竹皮や割竹、杉(すぎ)、檜(ひのき)、椹(さわら)などの片板(へぎいた・枌板)を互い違いにくぐらせて編んだものを張った天井のこと。
上のイラストに載せた不老庵のアーチ状の天井も網代天井です。

 

簾天井(すだれてんじょう)

葭(あし)、萩(はぎ)、淡竹(はちく)、寒竹(かんちく)、木賊(とくさ)などを簾編みにしたものを張った天井のこと。

 

蓆天井(むしろてんじょう)

蒲(がま)、真菰(まこも)、藤(とう)などを筵(むしろ)に編んだものを張った天井のこと。
簾天井よりも侘びた印象を与えます。
特に蒲(がま)を使ったものは蒲天井と呼んだりします。

 

化粧屋根裏(けしょうやねうら)

平らな天井を張らず、屋根裏の構成を室内にそのまま見せた天井のこと。

 

格天井(ごうてんじょう)
角材などを格子に組んで、その間を板、網代、紙張りなどにした天井のこと。
寺院や城、書院造りに多いいわゆる「真」の天井です。

 

 

待庵の天井を見てみましょう。

日本最古の草庵茶室といえば、国宝 待庵。

2018年4月25日〜9月17日まで六本木ヒルズの森美術館で開催されていた「建築の日本展」では、待庵の原寸大模型が展示され話題になりましたね。

 

(森美術館Instagramより)

 

わたしも見にいきましたが当時は茶室に関する知識もそんなになく、並んで中にも入りましたが、
「狭い中にも広がりを感じる茶室と言うけど、、、やっぱり狭いな。」
なんて思って終わり、今見返してみると天井を撮った写真が一枚もない。。。

惜しいことをしました。

 

と言うわけで、写真はお借りしましたが、この素敵な天井をご覧ください!

(森美術館Instagramより)

 

わずか畳二畳のスペースに、3種類の天井が組み合わされています。
(ちなみに次の間は点前座と同じ板張りの竿縁天井になっています。

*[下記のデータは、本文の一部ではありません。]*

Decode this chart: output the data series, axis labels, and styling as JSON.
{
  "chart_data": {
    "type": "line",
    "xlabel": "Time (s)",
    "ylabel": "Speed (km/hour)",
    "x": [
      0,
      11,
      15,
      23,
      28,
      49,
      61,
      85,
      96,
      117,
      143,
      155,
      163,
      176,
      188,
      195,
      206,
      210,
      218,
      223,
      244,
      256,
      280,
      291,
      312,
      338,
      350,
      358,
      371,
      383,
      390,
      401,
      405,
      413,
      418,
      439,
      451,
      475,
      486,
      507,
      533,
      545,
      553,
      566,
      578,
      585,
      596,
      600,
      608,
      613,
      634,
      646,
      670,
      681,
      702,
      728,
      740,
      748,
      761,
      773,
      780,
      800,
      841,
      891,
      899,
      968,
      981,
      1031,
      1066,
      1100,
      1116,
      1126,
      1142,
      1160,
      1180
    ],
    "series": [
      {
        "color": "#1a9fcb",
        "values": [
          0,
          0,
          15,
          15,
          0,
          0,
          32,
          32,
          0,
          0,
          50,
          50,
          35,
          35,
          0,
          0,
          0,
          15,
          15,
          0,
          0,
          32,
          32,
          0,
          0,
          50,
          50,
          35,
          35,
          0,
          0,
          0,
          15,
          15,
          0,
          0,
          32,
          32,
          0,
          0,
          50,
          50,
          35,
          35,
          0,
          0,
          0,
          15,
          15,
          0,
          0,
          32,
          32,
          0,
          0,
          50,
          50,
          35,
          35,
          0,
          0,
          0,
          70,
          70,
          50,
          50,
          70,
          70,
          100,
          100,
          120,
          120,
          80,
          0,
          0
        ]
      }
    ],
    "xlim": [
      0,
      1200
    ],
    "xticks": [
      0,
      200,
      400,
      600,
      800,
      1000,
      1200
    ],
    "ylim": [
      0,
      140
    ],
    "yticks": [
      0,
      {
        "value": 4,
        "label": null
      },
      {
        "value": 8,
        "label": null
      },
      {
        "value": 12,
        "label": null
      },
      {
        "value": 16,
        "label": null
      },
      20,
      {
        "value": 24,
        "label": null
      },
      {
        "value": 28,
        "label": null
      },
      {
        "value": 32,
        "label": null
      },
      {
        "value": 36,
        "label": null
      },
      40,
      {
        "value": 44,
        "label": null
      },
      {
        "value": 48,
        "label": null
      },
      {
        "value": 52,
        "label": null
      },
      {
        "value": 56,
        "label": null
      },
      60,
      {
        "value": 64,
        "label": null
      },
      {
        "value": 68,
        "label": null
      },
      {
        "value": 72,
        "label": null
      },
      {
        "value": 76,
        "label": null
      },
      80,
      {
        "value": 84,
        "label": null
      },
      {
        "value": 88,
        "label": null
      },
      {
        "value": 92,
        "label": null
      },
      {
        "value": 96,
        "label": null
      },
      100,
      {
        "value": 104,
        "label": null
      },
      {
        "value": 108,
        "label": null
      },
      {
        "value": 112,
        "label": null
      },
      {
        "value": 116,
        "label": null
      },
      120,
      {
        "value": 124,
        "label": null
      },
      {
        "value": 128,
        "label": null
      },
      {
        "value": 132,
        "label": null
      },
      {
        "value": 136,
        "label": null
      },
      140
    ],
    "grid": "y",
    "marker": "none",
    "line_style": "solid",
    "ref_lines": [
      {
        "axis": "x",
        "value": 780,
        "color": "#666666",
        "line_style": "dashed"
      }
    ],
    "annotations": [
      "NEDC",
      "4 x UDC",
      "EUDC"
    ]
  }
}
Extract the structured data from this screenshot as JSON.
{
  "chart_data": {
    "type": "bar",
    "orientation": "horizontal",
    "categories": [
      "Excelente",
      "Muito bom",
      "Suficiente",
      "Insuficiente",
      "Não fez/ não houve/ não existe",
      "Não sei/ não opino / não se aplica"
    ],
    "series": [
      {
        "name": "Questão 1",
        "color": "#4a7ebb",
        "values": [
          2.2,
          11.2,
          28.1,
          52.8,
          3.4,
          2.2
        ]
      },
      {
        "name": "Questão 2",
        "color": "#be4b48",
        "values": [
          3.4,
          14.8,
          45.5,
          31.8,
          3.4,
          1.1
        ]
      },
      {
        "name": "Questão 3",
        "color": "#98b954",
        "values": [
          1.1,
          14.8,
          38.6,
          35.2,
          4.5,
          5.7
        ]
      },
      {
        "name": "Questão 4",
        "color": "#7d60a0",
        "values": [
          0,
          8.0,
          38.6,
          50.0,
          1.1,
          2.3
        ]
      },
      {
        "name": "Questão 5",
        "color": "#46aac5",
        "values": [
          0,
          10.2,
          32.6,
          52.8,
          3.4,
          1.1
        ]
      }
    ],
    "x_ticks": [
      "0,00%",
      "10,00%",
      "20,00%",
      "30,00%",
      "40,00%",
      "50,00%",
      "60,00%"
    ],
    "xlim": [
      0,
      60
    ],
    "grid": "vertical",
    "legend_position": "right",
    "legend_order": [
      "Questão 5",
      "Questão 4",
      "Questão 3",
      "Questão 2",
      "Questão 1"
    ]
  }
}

)

 

床の間の前(写真奥)と点前座(写真左)は薄板を竹の竿縁で止めた竿縁天井。
板の向きが直角になるように突き合わされています。
よく見ると、細竹の竿縁が2本重ねて渡してあります。

 

お客さまが座る場所の上は、屋根の傾斜がそのまま見える化粧屋根裏(けしょうやねうら)になっています。ここの竿縁は太い竹1本と細竹2本が格子状に組み合わされています。なんて素敵な…!

 

 

さて、点前座と床前の天井は「平天井」になっています。

化粧屋根裏のように天井が高い方が部屋が広く見える気がしますが、どうして点前座はともかく、床前まで一段低い「落ち天井」になっているのでしょうか。

 

これは推測ですが、待庵はお客が躙口から入った時に、まず正面に床の間が見えます。躙口から入ったところで上を見ると床前で天井が一段低くなり、さらに落し掛けがあるので、断然「奥行き」が出て室内が広く感じられます。

そして化粧屋根裏より格が上の「平天井」を「落ち天井」にすることで客座と格を合わせ、尚且つ化粧屋根裏の竿縁が格子状のため、床差し天井のようになるのを防ぐ意味もあったのかもしれません。

 

 

格天井の茶室「灯芯亭」

格天井といえば書院造りの代表格の天井ですが、格天井を使っている有名な茶室があります。

 

大阪府三島郡にある水無瀬神宮の「灯芯亭」。

天井の格縁は角材ではなく小丸太で二重に組み合わされています。(こういう組み方を吹き寄せというらしい。なんと風流な呼び方でしょう。)
格間には葭(よし)、葦(あし)、萩(はぎ)、蒲(がま)など10種類以上の灯芯(とうしん)になる材料が使われていて、灯芯亭という号はそれが由来となっています。

三畳台目という小間の茶室ですが、書院造りがベースになっていて躙口はなく、貴人好みの草庵風茶室になっています。

 

さいごに

天井ひとつ取ってみても見どころが満載の茶室。

この茶室は誰が誰を招くために作ったのだろう、その時はどんなしつらえをしたのだろう、と想像するだけで楽しくなります。

これから茶事や茶会が多くなる季節。
お出かけになる時はお茶とお菓子だけでなく、茶室の天井も是非お楽しみください。